Longing for Sefarad — but not enough to go back
"Even when we lived in Spain, our sights were already set on Jerusalem." The journey has spanned five centuries and over 4,000 kilometers, and Isaac Levy is not about to retrace those steps. Levy, 68, a retired historian and expert in Sephardic Judaism, owns one of the world's largest collections of songs recorded in Ladino, an old form of Spanish still spoken by the Sephardic community.
His family, the Daças, were expelled from Soria by the Catholic Monarchs in 1492. After living in Greece, family members eventually made it to Jerusalem in the 16th century.
Now, the center-right administration of Mariano Rajoy has decided to offer these descendants of expelled Jews a chance to apply for Spanish citizenship.
Like many other Sephardim, Levy acknowledges that this is an honorable gesture, but does not believe that it constitutes justice for the expulsion. Nor is it going to change his own life in any meaningful way. While the bill - proposed by Justice Minister Alberto Ruiz-Gallardón - has certainly caught the interest of the six million citizens of Israel, the fact is that very few Sephardim are seriously considering leaving a state that was created in 1948 as a home for the Jewish people.
Levy shows up for the interview, at a café in Jerusalem, bearing a family book filled with maps, portraits and a Castilian coat of arms, complete with a tower and fleur-de-lys. These are strong documents that would carry a lot of weight if he ever decided to request a Spanish passport. But Levy has his doubts.
"I am too proud to stop being exclusively Israeli," he says. "I love Sefarad , my roots are there. But I will never abandon Israel. The Spanish government made a nice gesture, but we are not well understood in Spain. They are pro-Arab; it pains me to see the way they treat the State of Israel."
Many ancestral songs in Ladino capture the Sephardic longing for a return to Jerusalem, a feeling that would become one of the pillars of Zionism. One of these songs, preserved by the exiles in Turkey and Bulgaria after 1492, goes like this: "Ir me kero madre a Yerushaláyim... A Yerushaláyim lo veo d'enfrente, olvido mis ijos i mis parientes" (I want to go, Mother, to Jerusalem... I see Jerusalem in front of me, and I forget my own children and my relatives).
Right now, the Spanish state grants citizenship to Sephardic Jews on an individual basis, which is highly complex and often requires Cabinet authorization. The new project, if passed, would introduce changes to the civil code to include Sephardim in the group of citizens who are not forced to renounce other nationalities to become Spaniards as well. Levy and other Sephardim could be Israeli and Spanish at the same time. Israel does not demand that its citizens renounce other passports, either.
Without the expulsion from Spain, there would be no state of Israel"
For now, the Spanish government lacks clear criteria to determine which applicants are Sephardic Jews and which are not. The bill says that consulates will have to make the call based on documentary proof such as a certificate issued by the competent rabbinical authority, or a document from the Spanish Federation of Jewish Communities, or ID showing one's surnames. Speaking Ladino will also be considered valid evidence.

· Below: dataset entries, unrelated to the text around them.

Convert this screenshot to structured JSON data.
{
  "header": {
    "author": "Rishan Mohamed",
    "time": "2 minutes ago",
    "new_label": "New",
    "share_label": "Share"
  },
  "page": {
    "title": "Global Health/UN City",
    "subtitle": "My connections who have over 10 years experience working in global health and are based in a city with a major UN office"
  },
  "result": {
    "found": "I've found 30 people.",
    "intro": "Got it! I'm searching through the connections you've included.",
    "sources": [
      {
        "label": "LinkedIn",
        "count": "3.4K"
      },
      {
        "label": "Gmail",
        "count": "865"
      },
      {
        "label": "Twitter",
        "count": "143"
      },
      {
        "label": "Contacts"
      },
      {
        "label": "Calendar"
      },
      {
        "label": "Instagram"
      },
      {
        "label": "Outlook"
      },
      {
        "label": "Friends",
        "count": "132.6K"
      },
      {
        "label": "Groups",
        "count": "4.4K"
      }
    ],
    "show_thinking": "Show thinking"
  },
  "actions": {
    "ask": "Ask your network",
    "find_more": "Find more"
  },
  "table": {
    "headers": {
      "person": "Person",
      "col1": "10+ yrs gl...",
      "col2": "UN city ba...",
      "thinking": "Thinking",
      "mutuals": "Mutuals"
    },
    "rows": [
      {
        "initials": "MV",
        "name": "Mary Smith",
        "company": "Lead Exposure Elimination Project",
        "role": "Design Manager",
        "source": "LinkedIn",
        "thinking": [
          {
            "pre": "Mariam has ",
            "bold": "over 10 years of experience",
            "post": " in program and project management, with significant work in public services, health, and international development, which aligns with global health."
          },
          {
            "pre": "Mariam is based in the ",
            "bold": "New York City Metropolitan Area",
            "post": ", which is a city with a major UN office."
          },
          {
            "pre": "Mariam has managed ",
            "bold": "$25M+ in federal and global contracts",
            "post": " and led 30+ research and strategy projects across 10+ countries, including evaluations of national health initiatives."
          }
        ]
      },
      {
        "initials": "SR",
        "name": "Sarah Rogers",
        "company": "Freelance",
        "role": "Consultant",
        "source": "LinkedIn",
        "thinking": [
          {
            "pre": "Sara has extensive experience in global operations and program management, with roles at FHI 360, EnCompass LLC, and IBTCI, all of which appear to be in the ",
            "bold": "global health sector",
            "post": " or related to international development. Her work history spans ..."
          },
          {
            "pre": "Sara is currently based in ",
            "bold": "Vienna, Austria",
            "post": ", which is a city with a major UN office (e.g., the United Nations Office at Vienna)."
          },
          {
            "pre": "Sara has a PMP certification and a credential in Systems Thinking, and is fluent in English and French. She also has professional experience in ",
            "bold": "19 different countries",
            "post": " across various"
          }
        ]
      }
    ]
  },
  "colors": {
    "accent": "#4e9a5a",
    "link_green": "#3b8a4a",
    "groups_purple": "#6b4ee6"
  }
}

Roy Zu-Aretz, 45, has more than enough evidence to apply. First there is his surname, which was originally the very Spanish-sounding Suárez. In 1932, when his forebears arrived in Israel, they changed it to the present form, which is a transliteration of the Hebrew expression for "this land." But Roy Zu-Aretz also happens to speak Ladino, as does his brother. Both men are gifted musicians who have been very successful in Israel with a show that includes traditional Ladino songs.
And then there are the family documents showing that José Suárez was expelled from Spain in 1492, before being driven from Portugal and ending up in the Netherlands. Moisés Suárez, one of his descendants, emigrated to Libya, and from there, Shalom Suárez, Roy's grandfather, made the final journey to what his people consider the promised land.
"Spaniards are like us, warm and familiar," says Zu-Aretz, who lives in Tel Aviv. He has never been to Spain but will be requesting a passport. He seems to harbor no hard feelings over the fact that the Spanish crown expelled his ancestors in a religious purge. "Considering what the Nazis did to Jews in Germany, no. You see things in perspective and at least Spain allowed us to flee. Exile is in the nature of the Jewish people. Without that expulsion, there would be no state of Israel today."
Last week, Israeli media outlets were doing the math based on demographic studies and figured that around 3.5 million citizens could benefit from the Spanish initiative. The announcement triggered a rush to the Spanish consulates in Tel Aviv and Jerusalem. But far fewer people can actually trace their ancestors' journey from medieval Spain to the historical territories of Palestine. Levy figures this number is closer to 50,000. Following the expulsion, most ended up in the Netherlands, the Balkans and Turkey, and many of their descendants - those who maintained their religion in the face of adversity - live in Israel today.